IJTIMALANG.COM – Apakah wabah penyakit mulut dan kuku (PMK) sudah benar sirna ? dan apakah dampak yang hingga saat ini masih dirasakan oleh para peternak. Seperti yang dirasakan ratusan peternak sapi di Kabupaten Malang, terutama wilayah Pujon, Ngantang dan Kasembon masih belum seutuhnya pulih setelah dihantam wabah PMK.
Pemerintah Kabupaten (Pemkab) Malang melalui Dinas Peternakan dan Kesehatan Hewan (DPKH) mengaku bahwa sudah optimal dalam melakukan penanganan. Salah satunya dengan menggelontorkan anggaran belanja tak terduga (BTT) untuk pengadaan obat dan kebutuhan lain yang diperlukan dalam penanganan PMK.
“BTT kita kan Rp 1,5 Miliar, sebagian sudah dibelikan untuk obat, hampir 75 persen sudah dibelanjakan.

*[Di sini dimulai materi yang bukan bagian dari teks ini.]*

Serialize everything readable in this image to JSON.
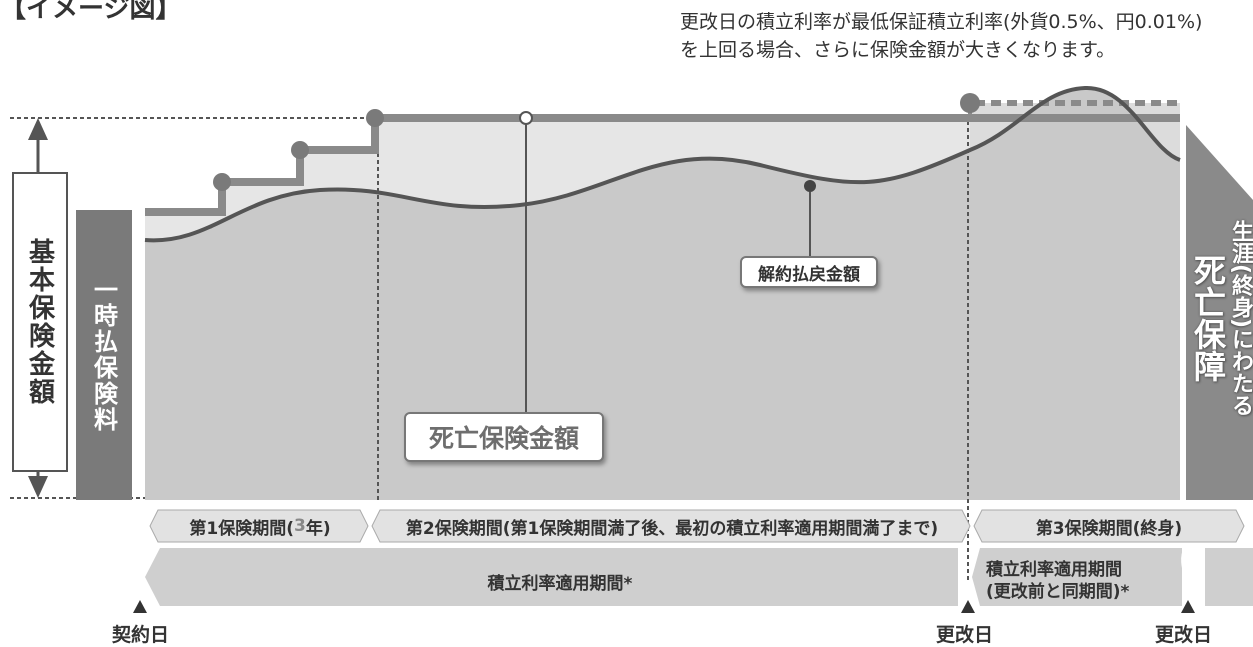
{
  "corner_title": "【イメージ図】",
  "top_note": {
    "line1": "更改日の積立利率が最低保証積立利率(外貨0.5%、円0.01%)",
    "line2": "を上回る場合、さらに保険金額が大きくなります。"
  },
  "basic_sum_label": "基本保険金額",
  "lump_sum_premium_label": "一時払保険料",
  "death_benefit_label": "死亡保険金額",
  "surrender_value_label": "解約払戻金額",
  "right_caption": {
    "small": "生涯(終身)にわたる",
    "big": "死亡保障"
  },
  "periods": {
    "first_prefix": "第1保険期間(",
    "first_num": "3",
    "first_suffix": "年)",
    "second": "第2保険期間(第1保険期間満了後、最初の積立利率適用期間満了まで)",
    "third": "第3保険期間(終身)"
  },
  "rate_bands": {
    "first": "積立利率適用期間*",
    "second_line1": "積立利率適用期間",
    "second_line2": "(更改前と同期間)*"
  },
  "dates": {
    "contract": "契約日",
    "renewal1": "更改日",
    "renewal2": "更改日"
  },
  "colors": {
    "fill_light": "#e6e6e6",
    "fill_mid": "#c9c9c9",
    "line_death": "#8a8a8a",
    "line_surrender": "#555555",
    "premium_box": "#7a7a7a",
    "band": "#cfcfcf"
  }
}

Dan itu sudah digelontorkan (ke peternak),” ujar Kepala DPKH Kabupaten Malang, Eko Wahyu Widodo.
Selain itu, vaksin yang diberi oleh Pemerintah Pusat juga diklaim cukup efektif dalam menekan laju penyebaran wabah PMK. Dimana saat ini, vaksinasi PMK di Kabupaten Malang sudah mulai berproses hingga dosis kedua.
Eko mengaku bahwa penyaluran obat yang dibelanjakan dari BTT juga diklaim telah merata. Sedangkan penyalurannya dilakukan melalui kelompok-kelompok peternak di setiap wilayah.
“Kita membaginya, bantuan diberikan kepada kelompok, mungkin belum nyampe saja. Kan gak mungkin saya bagi satu-satu. Mungkin belum nyampe. Kalau kurang bisa kita kasih lagi,” terang Eko.
Di satu sisi, sejumlah peternak di wilayah Pujon mengaku bahwa selama wabah PMK menyerang, nyaris tidak mendapatkan bantuan. Bahkan juga ada yang mengaku tidak mendapat bantuan obat sama sekali, hingga banyak sapinya yang mati.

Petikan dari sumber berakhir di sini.